I do have my way of finding malware but it is based on familiarity with the places it hides and software in general. I have tools which I can’t publish here because, they will just become part of the arsenal of testing for the “malware industry”. Which is a literal industry growing exponentially by using weak operating systems, weak security software.
Bitdefender was literally turned itself into malware, disabled from preventing anything – a zombie. I’ve seen this before with McAffee and Norton AV in previous years going back over 10 years. Removing Bitdefender the next attack decided to turn my clients Microsoft Office also into it’s malware shelter. The software is not even that secretive about its intentions once you start to locate it.
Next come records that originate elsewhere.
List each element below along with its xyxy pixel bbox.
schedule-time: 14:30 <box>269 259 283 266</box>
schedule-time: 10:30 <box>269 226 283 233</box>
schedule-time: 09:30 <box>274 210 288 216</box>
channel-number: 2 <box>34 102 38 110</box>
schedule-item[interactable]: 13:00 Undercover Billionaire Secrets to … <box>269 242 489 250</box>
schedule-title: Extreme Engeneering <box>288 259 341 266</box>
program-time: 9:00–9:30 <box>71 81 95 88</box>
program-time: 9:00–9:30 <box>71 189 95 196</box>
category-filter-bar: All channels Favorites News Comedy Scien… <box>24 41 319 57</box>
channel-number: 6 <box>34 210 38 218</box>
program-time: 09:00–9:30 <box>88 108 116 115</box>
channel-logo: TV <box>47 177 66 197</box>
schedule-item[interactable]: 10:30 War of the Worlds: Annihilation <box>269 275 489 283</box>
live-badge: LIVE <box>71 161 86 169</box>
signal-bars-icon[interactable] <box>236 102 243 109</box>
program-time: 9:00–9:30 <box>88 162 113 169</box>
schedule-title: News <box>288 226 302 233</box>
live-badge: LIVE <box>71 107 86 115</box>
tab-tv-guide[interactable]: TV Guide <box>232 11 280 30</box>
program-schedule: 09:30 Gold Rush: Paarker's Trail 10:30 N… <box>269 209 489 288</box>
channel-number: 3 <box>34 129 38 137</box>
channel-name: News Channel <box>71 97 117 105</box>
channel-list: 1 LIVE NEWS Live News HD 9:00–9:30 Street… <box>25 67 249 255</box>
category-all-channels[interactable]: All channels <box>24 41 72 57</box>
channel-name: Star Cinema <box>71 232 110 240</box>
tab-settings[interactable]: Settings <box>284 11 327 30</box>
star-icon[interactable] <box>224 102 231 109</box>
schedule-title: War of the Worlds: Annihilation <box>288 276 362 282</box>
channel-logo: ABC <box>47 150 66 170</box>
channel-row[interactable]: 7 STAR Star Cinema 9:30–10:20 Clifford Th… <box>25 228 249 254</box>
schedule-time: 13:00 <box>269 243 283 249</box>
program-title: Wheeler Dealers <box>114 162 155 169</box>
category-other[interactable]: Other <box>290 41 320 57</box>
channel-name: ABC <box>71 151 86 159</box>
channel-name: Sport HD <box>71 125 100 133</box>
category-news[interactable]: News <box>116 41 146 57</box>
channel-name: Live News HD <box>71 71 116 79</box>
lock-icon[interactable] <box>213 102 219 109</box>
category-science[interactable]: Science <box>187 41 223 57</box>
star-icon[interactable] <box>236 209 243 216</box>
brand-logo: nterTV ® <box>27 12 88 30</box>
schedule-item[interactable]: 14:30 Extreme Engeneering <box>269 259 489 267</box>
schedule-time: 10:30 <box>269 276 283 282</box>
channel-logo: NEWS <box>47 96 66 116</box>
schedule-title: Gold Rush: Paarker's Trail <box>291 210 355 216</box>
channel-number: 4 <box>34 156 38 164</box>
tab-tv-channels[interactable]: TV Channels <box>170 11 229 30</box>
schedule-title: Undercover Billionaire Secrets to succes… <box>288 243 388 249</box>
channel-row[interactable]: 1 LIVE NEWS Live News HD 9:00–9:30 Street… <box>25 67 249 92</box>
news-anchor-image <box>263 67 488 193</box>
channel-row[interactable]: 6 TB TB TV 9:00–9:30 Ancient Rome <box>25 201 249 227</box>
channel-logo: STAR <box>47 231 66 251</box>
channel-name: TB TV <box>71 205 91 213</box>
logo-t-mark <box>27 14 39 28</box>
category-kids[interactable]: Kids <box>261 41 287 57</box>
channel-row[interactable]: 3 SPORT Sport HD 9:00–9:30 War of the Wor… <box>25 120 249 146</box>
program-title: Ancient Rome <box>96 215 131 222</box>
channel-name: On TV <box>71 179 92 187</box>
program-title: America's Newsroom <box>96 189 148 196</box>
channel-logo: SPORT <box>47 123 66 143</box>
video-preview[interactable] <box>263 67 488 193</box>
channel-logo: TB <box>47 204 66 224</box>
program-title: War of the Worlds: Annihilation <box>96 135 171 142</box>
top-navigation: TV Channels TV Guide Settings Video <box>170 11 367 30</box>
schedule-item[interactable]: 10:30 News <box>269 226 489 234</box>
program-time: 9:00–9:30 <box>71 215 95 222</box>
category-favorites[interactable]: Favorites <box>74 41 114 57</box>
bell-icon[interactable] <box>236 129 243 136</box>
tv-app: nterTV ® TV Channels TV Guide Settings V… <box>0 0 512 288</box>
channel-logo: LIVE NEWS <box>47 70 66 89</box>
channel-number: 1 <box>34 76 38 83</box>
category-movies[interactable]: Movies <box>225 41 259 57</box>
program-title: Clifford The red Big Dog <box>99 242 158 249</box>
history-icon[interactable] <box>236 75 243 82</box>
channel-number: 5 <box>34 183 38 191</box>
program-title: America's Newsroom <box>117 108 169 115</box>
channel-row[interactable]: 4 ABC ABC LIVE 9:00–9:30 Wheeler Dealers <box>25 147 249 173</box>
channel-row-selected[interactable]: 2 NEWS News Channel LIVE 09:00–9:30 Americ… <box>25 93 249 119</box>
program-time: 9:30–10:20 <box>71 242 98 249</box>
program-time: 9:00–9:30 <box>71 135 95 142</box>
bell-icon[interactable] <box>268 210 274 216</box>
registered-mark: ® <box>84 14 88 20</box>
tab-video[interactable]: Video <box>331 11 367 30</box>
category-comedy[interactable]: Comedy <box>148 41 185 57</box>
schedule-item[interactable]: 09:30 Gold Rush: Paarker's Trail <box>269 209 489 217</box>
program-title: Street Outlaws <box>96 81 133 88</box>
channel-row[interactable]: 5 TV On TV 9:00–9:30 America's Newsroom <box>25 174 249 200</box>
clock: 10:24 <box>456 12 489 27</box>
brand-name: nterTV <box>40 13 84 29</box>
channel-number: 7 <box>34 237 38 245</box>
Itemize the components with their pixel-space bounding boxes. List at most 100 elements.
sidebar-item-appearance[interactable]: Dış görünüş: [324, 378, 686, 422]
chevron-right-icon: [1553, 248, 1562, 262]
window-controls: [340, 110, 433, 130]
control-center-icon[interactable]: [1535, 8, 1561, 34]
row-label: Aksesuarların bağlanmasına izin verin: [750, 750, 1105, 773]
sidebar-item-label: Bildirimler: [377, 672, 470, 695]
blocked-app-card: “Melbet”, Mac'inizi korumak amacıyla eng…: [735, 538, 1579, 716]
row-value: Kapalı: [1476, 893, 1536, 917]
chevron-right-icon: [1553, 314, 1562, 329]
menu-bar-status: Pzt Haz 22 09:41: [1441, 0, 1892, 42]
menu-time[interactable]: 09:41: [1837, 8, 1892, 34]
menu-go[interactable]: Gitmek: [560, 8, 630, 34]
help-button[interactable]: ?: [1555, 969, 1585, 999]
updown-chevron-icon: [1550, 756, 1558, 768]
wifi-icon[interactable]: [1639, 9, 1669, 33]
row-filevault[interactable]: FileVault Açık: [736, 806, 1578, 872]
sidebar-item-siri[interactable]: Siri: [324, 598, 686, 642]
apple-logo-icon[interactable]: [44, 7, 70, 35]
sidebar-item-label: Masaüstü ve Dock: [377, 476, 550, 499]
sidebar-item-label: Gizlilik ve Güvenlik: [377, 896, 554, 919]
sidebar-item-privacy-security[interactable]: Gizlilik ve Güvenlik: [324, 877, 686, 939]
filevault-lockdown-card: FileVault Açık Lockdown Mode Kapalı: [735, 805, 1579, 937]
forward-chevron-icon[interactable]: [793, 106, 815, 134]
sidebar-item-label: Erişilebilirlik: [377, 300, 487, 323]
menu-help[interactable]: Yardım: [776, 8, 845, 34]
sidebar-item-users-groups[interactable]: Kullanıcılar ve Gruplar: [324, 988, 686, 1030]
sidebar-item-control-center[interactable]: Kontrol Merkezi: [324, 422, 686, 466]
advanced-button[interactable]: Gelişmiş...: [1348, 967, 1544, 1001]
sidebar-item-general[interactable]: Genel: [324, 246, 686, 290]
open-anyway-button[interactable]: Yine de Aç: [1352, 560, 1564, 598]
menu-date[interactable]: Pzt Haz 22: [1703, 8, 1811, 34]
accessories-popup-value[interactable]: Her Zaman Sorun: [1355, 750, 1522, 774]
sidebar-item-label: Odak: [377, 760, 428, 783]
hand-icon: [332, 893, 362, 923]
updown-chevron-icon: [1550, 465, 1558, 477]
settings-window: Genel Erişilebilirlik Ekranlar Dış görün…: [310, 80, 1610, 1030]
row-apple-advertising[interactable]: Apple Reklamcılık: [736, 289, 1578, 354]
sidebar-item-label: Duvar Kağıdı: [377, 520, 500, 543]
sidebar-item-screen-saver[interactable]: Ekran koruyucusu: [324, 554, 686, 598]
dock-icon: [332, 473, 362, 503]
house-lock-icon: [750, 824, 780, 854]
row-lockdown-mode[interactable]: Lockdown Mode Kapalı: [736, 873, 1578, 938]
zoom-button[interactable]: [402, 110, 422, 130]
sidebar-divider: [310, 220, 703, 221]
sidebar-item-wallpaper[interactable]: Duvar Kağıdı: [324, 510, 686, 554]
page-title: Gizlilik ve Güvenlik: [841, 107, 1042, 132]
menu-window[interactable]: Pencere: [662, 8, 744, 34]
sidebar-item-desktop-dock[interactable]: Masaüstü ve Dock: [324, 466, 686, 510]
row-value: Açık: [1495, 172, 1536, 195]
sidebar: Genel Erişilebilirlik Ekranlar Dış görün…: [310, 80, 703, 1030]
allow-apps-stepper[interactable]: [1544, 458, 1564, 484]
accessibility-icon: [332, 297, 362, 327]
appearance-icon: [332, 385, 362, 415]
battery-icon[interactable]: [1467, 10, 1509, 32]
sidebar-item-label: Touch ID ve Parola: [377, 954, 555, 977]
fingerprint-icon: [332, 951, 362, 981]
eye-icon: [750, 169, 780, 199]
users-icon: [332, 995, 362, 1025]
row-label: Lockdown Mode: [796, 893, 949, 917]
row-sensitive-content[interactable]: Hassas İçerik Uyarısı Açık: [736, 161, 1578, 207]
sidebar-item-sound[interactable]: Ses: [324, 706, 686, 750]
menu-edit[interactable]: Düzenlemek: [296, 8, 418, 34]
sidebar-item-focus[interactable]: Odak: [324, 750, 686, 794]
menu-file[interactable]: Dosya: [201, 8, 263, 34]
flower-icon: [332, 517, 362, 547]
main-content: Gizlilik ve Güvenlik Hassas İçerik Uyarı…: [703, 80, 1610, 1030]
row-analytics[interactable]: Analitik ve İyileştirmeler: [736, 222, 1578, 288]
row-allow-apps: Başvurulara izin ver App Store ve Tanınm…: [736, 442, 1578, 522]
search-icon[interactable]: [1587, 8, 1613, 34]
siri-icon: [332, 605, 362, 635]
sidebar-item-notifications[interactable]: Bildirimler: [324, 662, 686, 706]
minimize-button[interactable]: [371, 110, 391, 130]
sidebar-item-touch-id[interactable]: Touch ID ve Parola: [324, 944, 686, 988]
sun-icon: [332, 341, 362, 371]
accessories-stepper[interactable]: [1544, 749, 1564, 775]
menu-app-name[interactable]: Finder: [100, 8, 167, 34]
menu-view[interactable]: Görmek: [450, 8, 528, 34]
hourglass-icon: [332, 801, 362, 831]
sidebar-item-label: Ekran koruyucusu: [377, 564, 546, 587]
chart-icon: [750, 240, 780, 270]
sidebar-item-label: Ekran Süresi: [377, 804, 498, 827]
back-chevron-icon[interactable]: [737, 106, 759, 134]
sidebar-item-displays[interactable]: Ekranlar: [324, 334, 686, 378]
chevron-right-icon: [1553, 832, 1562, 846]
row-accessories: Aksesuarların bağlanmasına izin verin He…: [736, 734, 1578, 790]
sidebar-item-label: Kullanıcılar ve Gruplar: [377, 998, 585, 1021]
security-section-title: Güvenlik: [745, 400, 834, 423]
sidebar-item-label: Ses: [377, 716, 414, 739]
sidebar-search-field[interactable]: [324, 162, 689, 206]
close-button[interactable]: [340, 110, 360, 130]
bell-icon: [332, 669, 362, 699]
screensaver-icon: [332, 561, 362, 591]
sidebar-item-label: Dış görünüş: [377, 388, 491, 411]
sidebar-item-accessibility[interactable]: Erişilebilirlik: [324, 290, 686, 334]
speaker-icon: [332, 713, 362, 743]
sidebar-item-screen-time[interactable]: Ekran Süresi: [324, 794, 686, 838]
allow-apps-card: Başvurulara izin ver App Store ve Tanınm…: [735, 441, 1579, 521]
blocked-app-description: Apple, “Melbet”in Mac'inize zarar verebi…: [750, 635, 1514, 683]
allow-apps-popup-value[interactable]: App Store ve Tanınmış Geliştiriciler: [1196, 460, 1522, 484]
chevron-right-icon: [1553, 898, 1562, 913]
Why my client hired me? Well he had used a series of professionals to repair his computer and it remained infected. Not only that but the people came to not believe it had even happened as they “couldn’t find anything”. Instead, knowing this is why he hired me, I took every report very seriously. I’ve got experience of people “not believing victims” in many other contexts from sexual abuse, cult abuse, financial abuse – blaming the victim and saying they are crazy or imaging it. So I believed him and as such I eventually did the work, much of it on my own time as a research to expose the techniques.
I found png, pointed out by my client, which I believe are installer/executables. They even look like real graphics and are small – but there is no reason for them to appear magically other than via hacking/malware delivery systems saving them to locations. Temp directories, the desktop, the web cache – where-ever browser or email stores a file so you can “read it” is likely to call some function that has a vulnerability. Next thing it has executed and you are infiltrated … again. Often the files are dormant until you run into a secondary or third attack that somehow makes use of what has been saved into your system previously.